World-building and theming, the bad (and wtf, honestly):
• Lizard people. No, seriously, LIZARD PEOPLE. Okay, technically, dinosaur people I guess, since them bitches stated they'd evolved from the saurian-avian line. So hey, cool, at least they weren't alien lizard people! But what. The. Actual. Fuck. Ms Tepper. 😂 I'll say this: you legitimately surprised me there; I wouldn't have seen that coming in a million freaking years!
But so yeah, this novel went from low-level SF with a 'libido loss plague' and suspended animation prison tanks to "let's crank this bitch up to 11, GO BIG OR GO HOME WOOOOO!" levels of (quite frankly immersion-breaking in this case) SF... and then fucking fantasy!
Cuz okay, we got [parthenogenetic/all-female, if you please, "lizard people" (who were supposedly the fairy folk/nature spirits of old legend, yeesh 🤦‍♀️), but then we got a fucking Patriarchy alien! The über Big Bad of the story was, in fact, an alien entity – Cthulhu's third cousin no doubt – that fed on pain and violence, and was the principal cause of the emergence of Patriarchy in our species.
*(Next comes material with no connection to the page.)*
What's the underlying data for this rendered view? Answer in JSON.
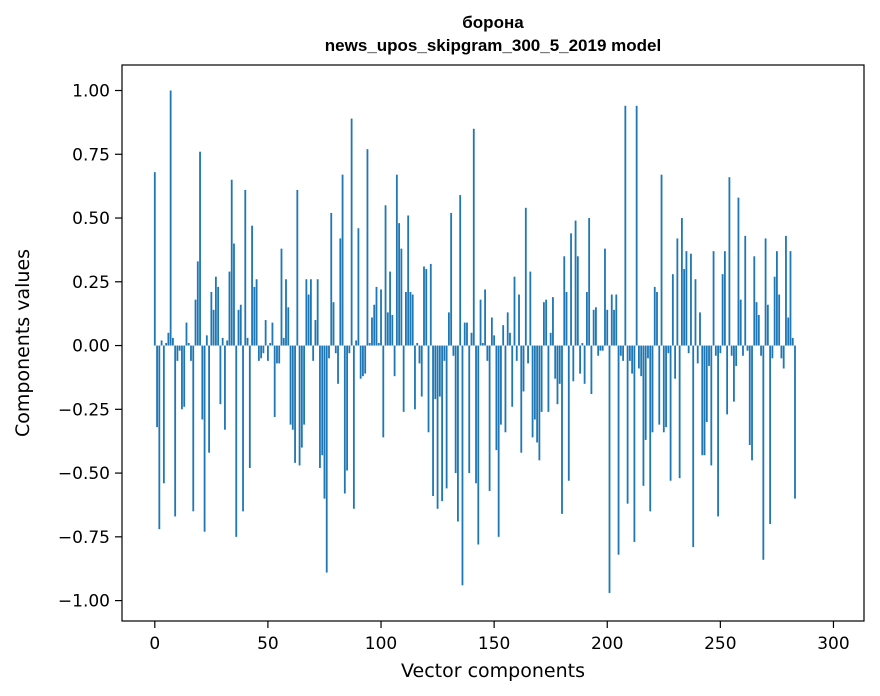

It then got defeated by the Goddess (yes), in a literal deus ex machina. Fuck me.


• My brain noped out, because that shit cheapened everything! You can't just say Patriarchy was created by an
evil alien
in a story purportedly taking place in our real world, with its real world history. Not with me! The origins of Patriarchy is one of my pet niche topics of interest, I live and breathe this stuff, and I can't, not in a book that started out with decent feminist theming! Cuz then
the freaking dinolizard folk just kept on tacking contradictory and inaccurate shit onto their tale of the elder days of humankind: saying we started out "animalistic", but then started to get wiser, only to be led in a more "chimp-like" direction again by the evil Patriarchy alien.
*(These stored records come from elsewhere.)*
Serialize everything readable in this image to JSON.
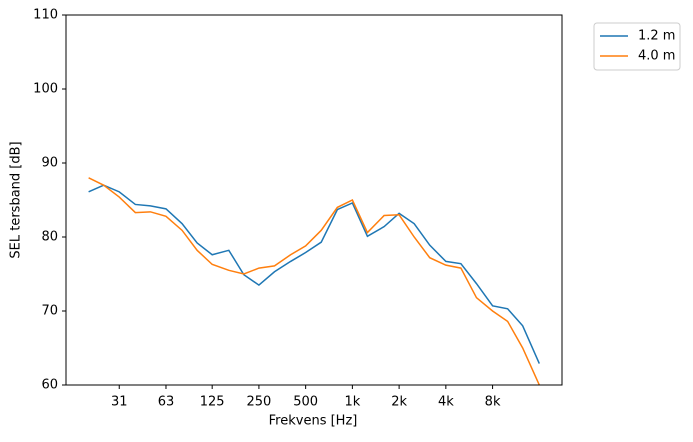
{
  "chart_data": {
    "type": "line",
    "x_label": "Frekvens [Hz]",
    "y_label": "SEL tersband [dB]",
    "x": [
      20,
      25,
      31.5,
      40,
      50,
      63,
      80,
      100,
      125,
      160,
      200,
      250,
      315,
      400,
      500,
      630,
      800,
      1000,
      1250,
      1600,
      2000,
      2500,
      3150,
      4000,
      5000,
      6300,
      8000,
      10000,
      12500,
      16000
    ],
    "series": [
      {
        "name": "1.2 m",
        "color": "#1f77b4",
        "values": [
          86.1,
          87.0,
          86.1,
          84.4,
          84.2,
          83.8,
          81.8,
          79.2,
          77.6,
          78.2,
          74.9,
          73.5,
          75.3,
          76.7,
          77.9,
          79.3,
          83.7,
          84.6,
          80.1,
          81.4,
          83.2,
          81.8,
          78.9,
          76.7,
          76.4,
          73.7,
          70.7,
          70.3,
          68.0,
          62.9
        ]
      },
      {
        "name": "4.0 m",
        "color": "#ff7f0e",
        "values": [
          88.0,
          87.0,
          85.4,
          83.3,
          83.4,
          82.8,
          80.9,
          78.2,
          76.3,
          75.5,
          75.0,
          75.8,
          76.1,
          77.6,
          78.8,
          80.9,
          84.0,
          85.0,
          80.6,
          82.9,
          83.0,
          80.0,
          77.2,
          76.2,
          75.8,
          71.8,
          70.0,
          68.6,
          65.0,
          60.0
        ]
      }
    ],
    "xscale": "log",
    "xlim": [
      14.3,
      22400
    ],
    "xticks": [
      {
        "value": 31.5,
        "label": "31"
      },
      63,
      125,
      250,
      500,
      {
        "value": 1000,
        "label": "1k"
      },
      {
        "value": 2000,
        "label": "2k"
      },
      {
        "value": 4000,
        "label": "4k"
      },
      {
        "value": 8000,
        "label": "8k"
      }
    ],
    "ylim": [
      60,
      110
    ],
    "yticks": [
      60,
      70,
      80,
      90,
      100,
      110
    ],
    "grid": false,
    "legend": "outside"
  }
}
Then you get a spiel about the Abrahamic religions and their fostering of male bodily urges, reproduction at all costs, etc... And I'm like: a) fuck the (always tragically oversimplified) chimp stuff, especially when you also mention bonobos earlier in the book, only for them to become magically irrelevant when it's convenient, b) if anything, the Abrahamic religions tend to over-value male-coded "reason" over Nature, the body, and the female. Plus, there's also condemning of humans destroying the environment earlier in the story, so why double-back like this and shit on the animal, the fleshy, etc... Where's the balance that was initially valued?! So many contradictions, painful misrepresentations, and shit that just didn't make a lick of sense!
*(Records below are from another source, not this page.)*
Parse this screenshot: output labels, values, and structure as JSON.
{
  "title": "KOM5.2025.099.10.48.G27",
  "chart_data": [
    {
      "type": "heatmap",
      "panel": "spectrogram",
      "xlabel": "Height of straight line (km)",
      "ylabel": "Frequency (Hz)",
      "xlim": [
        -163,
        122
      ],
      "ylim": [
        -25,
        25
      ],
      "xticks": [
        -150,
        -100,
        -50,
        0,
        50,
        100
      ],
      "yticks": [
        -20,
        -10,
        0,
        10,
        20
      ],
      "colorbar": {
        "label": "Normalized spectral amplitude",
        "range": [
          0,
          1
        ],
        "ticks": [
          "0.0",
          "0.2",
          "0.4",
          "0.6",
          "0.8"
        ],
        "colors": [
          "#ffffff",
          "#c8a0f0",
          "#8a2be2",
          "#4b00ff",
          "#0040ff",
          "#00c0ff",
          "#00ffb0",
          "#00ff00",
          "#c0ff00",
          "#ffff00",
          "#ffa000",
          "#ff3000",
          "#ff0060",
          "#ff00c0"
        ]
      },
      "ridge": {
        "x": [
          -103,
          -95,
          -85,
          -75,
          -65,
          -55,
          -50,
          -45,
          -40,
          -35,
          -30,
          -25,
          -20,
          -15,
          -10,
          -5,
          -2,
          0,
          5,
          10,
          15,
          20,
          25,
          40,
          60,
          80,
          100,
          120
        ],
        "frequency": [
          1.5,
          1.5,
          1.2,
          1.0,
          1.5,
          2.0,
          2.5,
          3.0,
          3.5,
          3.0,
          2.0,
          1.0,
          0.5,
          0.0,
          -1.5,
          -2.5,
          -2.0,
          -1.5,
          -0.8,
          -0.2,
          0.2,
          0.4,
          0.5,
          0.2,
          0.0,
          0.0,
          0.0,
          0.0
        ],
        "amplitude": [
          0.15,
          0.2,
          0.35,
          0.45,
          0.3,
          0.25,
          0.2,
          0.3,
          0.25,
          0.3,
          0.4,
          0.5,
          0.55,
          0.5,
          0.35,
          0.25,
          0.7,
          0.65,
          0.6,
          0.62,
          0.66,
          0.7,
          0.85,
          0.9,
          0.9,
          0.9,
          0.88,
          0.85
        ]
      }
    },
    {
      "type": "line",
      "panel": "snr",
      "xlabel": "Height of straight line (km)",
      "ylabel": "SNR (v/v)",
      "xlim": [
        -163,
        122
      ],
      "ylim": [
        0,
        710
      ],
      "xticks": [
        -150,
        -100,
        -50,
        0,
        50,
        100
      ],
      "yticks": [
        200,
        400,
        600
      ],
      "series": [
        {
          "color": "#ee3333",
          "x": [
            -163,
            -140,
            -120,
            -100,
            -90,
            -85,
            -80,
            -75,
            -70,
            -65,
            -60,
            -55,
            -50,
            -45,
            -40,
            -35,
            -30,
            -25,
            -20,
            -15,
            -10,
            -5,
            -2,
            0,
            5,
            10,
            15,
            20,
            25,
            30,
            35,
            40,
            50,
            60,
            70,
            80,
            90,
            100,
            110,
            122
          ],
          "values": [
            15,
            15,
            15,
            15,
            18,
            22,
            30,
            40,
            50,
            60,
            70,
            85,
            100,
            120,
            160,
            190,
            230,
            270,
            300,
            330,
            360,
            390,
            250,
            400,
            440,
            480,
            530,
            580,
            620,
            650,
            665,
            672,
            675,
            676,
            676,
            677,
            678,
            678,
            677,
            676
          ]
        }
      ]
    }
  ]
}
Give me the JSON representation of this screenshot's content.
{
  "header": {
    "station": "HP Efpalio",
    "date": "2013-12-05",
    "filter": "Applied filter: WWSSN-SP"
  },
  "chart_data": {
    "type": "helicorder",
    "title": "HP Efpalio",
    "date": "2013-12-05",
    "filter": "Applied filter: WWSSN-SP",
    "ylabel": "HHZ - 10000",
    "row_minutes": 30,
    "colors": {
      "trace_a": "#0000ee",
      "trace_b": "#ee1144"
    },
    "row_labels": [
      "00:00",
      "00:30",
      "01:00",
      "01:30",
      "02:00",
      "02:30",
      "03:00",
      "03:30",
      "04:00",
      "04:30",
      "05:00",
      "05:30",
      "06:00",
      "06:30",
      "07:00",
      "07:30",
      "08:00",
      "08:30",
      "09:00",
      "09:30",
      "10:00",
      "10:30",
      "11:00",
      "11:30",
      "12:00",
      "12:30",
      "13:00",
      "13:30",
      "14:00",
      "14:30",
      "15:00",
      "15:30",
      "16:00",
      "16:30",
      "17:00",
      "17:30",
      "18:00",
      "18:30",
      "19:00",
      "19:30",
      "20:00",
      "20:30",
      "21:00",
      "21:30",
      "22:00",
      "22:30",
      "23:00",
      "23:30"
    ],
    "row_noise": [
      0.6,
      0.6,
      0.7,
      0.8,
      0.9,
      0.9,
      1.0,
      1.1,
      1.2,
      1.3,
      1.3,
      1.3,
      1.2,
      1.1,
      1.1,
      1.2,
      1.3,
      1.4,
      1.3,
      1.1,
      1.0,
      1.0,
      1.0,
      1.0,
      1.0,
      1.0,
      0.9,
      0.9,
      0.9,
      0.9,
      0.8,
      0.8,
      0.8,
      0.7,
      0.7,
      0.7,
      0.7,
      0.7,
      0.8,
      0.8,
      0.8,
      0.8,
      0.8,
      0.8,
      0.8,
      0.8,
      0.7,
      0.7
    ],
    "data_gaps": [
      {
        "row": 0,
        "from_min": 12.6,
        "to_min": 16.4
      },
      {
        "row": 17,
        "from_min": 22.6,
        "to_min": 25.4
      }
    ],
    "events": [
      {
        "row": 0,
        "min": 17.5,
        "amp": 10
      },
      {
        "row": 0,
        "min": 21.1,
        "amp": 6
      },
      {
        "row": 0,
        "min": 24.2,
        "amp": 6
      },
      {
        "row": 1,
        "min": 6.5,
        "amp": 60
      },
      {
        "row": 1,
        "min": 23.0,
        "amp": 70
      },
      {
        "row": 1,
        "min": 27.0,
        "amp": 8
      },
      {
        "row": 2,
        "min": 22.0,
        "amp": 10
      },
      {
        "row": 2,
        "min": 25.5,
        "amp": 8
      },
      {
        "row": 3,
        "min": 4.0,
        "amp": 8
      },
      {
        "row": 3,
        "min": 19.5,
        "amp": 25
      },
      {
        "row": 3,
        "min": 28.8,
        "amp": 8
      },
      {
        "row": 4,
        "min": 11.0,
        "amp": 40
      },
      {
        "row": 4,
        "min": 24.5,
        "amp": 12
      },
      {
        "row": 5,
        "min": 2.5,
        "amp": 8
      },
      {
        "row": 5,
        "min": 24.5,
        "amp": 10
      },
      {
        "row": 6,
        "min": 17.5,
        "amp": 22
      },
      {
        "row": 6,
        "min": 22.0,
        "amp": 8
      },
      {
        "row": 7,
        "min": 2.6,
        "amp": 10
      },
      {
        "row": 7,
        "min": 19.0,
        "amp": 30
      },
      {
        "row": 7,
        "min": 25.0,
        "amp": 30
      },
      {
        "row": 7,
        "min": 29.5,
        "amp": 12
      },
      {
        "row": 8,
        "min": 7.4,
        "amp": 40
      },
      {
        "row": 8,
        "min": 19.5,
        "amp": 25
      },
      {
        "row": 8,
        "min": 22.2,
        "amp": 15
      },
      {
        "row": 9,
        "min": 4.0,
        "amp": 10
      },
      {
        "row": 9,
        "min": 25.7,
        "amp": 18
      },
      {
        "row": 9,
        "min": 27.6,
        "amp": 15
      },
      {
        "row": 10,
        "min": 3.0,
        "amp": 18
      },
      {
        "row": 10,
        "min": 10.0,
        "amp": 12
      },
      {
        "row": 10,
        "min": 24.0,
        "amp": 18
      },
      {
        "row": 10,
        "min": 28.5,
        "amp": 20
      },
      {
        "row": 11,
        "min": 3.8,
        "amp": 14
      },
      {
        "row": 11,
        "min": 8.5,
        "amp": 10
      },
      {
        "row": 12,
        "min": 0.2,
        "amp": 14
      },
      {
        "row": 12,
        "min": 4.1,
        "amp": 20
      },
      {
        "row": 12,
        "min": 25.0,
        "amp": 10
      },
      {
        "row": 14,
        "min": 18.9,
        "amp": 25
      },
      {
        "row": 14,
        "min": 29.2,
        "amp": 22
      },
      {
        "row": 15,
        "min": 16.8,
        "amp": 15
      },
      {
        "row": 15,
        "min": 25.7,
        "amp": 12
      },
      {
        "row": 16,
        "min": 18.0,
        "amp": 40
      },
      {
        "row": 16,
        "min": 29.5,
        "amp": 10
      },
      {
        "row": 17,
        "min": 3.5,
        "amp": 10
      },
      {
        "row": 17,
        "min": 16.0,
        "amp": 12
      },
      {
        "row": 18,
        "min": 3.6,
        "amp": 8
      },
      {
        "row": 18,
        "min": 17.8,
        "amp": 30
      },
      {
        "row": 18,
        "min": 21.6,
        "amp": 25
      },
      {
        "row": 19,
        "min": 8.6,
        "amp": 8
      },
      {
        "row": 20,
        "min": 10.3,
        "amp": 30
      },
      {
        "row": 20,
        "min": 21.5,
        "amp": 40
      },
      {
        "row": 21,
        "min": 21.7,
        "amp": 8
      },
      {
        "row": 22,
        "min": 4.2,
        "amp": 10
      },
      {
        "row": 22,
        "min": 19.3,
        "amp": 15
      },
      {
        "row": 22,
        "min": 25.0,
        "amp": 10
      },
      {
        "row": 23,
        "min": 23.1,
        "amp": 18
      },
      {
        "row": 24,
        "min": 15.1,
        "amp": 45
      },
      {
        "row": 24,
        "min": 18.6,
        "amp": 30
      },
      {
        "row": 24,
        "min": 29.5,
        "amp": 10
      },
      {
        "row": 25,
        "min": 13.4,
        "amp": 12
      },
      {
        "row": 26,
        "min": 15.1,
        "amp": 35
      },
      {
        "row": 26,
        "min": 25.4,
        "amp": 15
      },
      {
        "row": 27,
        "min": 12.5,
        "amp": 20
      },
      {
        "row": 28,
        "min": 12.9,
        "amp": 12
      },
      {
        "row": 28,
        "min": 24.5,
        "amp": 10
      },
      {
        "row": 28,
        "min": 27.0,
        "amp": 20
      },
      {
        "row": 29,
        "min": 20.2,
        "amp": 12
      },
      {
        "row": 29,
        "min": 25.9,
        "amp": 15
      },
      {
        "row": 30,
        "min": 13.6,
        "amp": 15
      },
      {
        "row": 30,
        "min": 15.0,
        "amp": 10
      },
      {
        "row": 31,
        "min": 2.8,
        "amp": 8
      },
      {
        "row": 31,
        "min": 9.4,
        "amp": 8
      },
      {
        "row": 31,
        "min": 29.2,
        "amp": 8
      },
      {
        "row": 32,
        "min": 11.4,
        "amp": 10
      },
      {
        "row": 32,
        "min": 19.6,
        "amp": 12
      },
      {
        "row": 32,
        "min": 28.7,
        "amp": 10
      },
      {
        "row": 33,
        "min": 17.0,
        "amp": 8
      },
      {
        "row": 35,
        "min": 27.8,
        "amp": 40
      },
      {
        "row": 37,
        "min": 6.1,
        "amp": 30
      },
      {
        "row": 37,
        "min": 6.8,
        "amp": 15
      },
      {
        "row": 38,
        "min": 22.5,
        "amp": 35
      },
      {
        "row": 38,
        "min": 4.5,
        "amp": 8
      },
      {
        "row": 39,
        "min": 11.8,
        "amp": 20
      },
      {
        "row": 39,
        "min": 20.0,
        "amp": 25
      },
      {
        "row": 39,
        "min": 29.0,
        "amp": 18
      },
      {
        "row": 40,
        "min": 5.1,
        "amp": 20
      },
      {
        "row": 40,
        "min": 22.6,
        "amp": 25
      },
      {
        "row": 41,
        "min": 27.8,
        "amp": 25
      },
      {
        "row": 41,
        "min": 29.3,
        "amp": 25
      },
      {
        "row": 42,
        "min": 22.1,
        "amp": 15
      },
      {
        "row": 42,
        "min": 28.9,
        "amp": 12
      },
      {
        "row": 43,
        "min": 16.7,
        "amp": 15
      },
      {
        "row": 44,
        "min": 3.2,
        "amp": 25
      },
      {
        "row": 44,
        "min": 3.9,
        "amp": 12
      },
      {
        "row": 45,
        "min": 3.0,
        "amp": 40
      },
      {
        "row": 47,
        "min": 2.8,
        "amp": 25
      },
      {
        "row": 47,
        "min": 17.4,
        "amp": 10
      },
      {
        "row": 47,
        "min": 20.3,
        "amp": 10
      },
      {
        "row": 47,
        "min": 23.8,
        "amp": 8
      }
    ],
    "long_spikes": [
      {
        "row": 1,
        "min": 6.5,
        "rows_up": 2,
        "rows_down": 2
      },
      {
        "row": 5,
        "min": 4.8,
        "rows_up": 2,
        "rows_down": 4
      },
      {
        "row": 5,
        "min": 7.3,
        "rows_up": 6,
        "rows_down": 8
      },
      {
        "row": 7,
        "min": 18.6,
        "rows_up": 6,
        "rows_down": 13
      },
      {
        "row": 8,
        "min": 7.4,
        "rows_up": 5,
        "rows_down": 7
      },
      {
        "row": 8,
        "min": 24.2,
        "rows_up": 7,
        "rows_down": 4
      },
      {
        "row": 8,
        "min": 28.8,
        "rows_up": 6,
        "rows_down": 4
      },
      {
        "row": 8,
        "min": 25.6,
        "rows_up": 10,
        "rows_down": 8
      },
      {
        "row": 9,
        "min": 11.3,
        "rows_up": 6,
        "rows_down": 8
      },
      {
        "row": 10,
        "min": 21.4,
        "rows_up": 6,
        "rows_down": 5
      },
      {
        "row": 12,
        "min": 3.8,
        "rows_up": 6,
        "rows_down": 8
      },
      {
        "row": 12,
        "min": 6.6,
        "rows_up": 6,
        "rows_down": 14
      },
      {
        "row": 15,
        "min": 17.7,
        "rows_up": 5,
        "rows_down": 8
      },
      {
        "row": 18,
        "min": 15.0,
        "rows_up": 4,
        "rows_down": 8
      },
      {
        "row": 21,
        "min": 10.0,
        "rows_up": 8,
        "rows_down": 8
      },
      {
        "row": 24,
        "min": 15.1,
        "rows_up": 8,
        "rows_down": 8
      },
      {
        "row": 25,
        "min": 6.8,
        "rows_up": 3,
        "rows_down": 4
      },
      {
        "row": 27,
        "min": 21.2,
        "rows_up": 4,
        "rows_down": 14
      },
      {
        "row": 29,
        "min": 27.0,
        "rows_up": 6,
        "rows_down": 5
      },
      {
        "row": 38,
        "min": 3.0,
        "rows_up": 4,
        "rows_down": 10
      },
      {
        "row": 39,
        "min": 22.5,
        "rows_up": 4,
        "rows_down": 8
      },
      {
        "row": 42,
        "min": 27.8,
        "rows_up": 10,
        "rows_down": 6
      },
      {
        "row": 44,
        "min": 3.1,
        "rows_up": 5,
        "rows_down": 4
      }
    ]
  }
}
And I mean, outside of the stuff I personally found unsavoury or irritating, the simple fact is Gibbon's Decline and Fall juggled with too many concepts that didn't mesh together at all, or taken from symbols and archetypes that really shouldn't have been made as literal as they were. There was more than enough worthwhile material in the story's base premise and its 'libido loss plague'; the Dawn of Humanity and wtf 'out there science-fantasy' stuff should've been left out.

I can't fathom why Tepper went the way she did with this story, but I'm not mad I took the time to read it. The turn it took around the 85% mark was insanely disappointing, and it was nowhere near as good as The Gate to Women's Country or even the two Arbai books I read, but it wasn't a complete waste of time either.